The Prime Minister is standing firm in his belief that he's not to blame.
'I'm not responsible for Justin Bieber's fringe. Nor will I say sorry for it. Do I look like a hairdresser?” he is rumoured to have stated, in an email that would have been intercepted by the RR hacking team, if we had one.
Ducking for cover
Mr Key has also ducked for cover, claiming he had nothing to do with the death of Phar Lap.
'I wasn't even born when the horse died,” Mr Key probably would have said, if we asked.
The Green Party aren't taking it lying down, seeking an apology from Mr Key for the invasion of France last century and the diminishing amount of jam in the middle of Shrewsburys.
Not letting up
Andrea Vance is not letting up either, saying she's damn angry that her flat white was tepid on Tuesday morning and is expecting a Ministerial Apology for it.
The Prime Minister's office however poured cold water on the idea of anyone saying sorry.
Nor does he feel any remorse for the infamous three-way handshake at the end of the Rugby World Cup. He did say on radio it was 'bollocks” and 'that Frenchman came down on top”. (Really, he said that, we didn't make that up.)
Mr Key is also denying responsibility for putting the Bomp in the bomp, bah bomp, bah bomp or the Ram in the rama lama ding dong.
'The bomps and the rams were instigated during the Clark administration,” Mr Key is likely to have responded. RR research backs this up, our team discovering that the ding dong was clearly Trevor Mallard.
Mr Key is emphatic he will not be apologising to distressed cat owners, either: 'I did not Let the Dogs Out.”
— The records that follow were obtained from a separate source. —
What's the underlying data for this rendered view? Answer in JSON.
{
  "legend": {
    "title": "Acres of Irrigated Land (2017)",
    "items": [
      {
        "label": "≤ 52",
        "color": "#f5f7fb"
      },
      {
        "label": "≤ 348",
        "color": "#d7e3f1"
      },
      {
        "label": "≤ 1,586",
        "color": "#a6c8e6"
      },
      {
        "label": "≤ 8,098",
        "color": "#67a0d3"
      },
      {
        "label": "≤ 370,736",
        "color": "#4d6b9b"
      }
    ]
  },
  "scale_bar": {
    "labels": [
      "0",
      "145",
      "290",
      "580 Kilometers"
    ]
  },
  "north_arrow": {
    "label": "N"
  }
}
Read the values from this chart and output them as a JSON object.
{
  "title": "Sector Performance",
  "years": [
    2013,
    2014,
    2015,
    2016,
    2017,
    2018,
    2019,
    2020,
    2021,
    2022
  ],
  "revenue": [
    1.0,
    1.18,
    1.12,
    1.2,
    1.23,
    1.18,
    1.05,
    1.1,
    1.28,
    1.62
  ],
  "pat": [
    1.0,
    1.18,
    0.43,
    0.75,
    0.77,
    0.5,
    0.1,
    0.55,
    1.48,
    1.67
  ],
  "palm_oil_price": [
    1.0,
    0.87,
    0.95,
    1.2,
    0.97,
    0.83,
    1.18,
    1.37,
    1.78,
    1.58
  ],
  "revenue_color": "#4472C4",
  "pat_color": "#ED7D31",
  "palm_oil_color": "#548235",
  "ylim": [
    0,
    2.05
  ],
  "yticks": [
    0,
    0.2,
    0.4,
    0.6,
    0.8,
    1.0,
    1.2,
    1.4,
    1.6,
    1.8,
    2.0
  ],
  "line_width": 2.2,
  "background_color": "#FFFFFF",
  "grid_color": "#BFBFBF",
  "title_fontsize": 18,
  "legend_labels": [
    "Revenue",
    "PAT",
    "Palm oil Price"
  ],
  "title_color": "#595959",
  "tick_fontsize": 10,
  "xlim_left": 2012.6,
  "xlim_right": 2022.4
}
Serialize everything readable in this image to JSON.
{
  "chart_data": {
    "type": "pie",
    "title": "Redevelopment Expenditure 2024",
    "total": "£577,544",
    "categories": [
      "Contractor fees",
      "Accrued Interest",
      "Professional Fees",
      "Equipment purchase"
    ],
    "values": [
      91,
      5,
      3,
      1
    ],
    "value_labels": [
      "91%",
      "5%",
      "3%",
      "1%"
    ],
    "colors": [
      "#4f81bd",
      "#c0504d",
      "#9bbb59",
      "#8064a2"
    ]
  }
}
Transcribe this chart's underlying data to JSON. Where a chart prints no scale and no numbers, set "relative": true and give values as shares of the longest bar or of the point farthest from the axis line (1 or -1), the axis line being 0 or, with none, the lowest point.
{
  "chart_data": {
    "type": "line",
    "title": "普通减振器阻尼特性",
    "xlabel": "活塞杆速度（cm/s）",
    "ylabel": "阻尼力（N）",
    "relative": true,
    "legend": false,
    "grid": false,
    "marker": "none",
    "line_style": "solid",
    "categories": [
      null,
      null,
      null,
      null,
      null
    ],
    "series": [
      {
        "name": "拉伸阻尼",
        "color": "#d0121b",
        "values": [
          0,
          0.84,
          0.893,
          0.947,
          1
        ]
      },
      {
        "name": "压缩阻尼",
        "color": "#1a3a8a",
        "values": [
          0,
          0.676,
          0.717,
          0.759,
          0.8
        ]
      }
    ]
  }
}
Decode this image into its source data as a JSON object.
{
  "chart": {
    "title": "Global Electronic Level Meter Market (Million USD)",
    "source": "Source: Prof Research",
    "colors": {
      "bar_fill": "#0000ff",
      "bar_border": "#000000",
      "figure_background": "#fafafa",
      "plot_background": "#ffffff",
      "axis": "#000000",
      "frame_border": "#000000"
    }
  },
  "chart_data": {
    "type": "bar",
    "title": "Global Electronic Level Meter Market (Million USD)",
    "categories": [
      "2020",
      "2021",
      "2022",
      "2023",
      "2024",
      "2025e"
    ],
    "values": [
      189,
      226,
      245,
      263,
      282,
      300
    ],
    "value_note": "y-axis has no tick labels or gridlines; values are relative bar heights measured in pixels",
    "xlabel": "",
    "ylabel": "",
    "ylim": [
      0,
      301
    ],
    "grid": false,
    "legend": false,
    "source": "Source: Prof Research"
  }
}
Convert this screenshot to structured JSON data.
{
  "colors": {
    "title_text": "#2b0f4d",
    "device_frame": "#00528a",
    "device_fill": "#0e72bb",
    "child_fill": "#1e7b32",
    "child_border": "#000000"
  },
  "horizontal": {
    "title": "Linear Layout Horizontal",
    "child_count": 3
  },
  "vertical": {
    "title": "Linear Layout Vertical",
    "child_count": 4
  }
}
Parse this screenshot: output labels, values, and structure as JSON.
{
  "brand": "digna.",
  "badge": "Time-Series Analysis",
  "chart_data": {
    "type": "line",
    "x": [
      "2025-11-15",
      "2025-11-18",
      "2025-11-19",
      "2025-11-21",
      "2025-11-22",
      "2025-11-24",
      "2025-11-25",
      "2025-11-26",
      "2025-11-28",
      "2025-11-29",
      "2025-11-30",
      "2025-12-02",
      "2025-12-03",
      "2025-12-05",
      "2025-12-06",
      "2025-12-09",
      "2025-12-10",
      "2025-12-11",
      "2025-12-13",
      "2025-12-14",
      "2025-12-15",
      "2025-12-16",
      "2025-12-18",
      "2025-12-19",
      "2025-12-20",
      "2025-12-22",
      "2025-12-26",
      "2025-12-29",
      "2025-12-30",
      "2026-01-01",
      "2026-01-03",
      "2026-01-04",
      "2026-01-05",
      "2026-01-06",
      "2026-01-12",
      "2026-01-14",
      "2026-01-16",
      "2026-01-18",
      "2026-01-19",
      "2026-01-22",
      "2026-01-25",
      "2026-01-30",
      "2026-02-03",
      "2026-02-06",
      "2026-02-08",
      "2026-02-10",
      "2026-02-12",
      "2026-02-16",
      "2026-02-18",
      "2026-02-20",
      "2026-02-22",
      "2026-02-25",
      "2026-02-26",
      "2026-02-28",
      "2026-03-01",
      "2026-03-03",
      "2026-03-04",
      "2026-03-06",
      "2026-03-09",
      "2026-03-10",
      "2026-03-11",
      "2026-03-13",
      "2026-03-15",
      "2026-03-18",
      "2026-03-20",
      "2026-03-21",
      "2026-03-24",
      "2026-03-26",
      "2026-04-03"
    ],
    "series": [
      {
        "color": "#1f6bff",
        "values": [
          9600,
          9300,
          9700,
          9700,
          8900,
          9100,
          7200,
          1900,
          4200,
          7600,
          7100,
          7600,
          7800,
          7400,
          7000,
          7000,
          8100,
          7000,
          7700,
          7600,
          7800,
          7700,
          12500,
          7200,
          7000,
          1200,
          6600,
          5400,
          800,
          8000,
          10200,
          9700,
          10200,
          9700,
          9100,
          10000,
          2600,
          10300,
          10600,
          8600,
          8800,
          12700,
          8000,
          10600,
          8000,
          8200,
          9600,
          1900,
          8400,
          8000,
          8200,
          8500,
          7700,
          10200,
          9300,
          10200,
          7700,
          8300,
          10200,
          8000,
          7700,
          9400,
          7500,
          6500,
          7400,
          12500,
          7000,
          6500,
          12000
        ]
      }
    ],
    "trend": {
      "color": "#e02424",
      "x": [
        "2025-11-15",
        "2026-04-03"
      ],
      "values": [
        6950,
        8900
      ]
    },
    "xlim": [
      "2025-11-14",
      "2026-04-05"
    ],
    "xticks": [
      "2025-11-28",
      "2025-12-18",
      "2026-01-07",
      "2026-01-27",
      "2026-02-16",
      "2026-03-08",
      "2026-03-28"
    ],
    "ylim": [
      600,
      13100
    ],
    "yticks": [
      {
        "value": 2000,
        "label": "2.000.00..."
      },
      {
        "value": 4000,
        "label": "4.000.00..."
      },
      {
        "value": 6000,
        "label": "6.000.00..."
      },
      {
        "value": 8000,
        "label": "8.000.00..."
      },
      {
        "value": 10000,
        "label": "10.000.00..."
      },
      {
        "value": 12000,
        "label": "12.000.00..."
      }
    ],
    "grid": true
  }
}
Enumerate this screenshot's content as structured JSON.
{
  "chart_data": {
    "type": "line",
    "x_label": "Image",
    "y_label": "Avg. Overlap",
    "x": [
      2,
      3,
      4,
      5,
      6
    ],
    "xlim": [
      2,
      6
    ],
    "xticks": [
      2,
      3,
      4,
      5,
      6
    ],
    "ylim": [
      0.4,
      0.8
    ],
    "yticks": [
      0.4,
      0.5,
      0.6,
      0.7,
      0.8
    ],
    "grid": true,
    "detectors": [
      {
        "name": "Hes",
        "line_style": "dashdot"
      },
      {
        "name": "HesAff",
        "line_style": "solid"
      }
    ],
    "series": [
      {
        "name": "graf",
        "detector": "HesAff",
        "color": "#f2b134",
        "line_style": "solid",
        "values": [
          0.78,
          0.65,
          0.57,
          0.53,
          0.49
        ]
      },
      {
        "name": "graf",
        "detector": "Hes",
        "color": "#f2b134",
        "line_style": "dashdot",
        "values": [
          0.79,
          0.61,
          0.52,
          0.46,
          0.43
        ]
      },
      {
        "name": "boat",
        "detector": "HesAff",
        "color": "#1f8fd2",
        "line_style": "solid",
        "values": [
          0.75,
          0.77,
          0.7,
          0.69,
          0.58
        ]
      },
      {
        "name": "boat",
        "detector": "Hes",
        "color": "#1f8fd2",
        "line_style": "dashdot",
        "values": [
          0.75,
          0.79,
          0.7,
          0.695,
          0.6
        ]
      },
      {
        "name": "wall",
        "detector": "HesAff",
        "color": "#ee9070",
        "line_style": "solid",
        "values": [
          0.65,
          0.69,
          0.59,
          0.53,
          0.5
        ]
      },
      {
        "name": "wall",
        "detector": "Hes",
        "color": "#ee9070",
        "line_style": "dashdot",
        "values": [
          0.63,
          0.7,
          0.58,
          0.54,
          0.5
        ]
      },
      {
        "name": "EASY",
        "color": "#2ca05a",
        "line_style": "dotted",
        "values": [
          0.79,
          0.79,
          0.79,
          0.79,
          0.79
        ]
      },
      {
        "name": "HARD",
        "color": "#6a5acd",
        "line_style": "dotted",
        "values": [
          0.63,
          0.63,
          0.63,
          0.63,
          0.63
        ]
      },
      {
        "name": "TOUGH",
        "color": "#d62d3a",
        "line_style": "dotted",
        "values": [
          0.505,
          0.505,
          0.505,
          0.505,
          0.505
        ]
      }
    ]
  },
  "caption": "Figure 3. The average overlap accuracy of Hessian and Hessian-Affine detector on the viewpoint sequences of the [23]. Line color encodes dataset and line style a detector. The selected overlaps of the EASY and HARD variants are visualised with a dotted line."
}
In other news, the US is on a terrorist high alert this week. It's thought Al Qaeda have given up on explosives and pressure cookers, instead focussing on a new way to bring a country to its knees.
Crippling a nation
They're using dirty pipes. After seeing New Zealand's export reputation ruined over night, they figure it's a more effective way to cripple a nation, economically, than simply blowing up a few citizens randomly. Word on the street is, there's a lucrative market for failed dairy technicians with lacking hygiene standards, retraining as terrorists operating under the guise of dodgy plumbers.
US marshall turned terrorist hunter, Willie Fawcett, says they're determined to flush out the dirty pipe perpetrators.
Meanwhile RR researchers have measured the pureness of New Zealand after the discovery of a dirty pipe and declared the country is now 98 per cent pure.
We expect the lost two per cent to be restored as soon as the pipe is dealt with, although the pending visit of Jon Bon Jovi may claim a percentage or two of the nation's net purity ratings.
Parting Shot
In a surprising turn of events, Australia is considering coming clean on some of the Kiwi treasures it has laid claim to over the years. We have unconfirmed reports that the Aussies are thinking of offering us back ownership of the Pavlova, Russell Crowe, Phar Lap (the horse Key denies killing) and Crowded House… if we'll take Rolf Harris.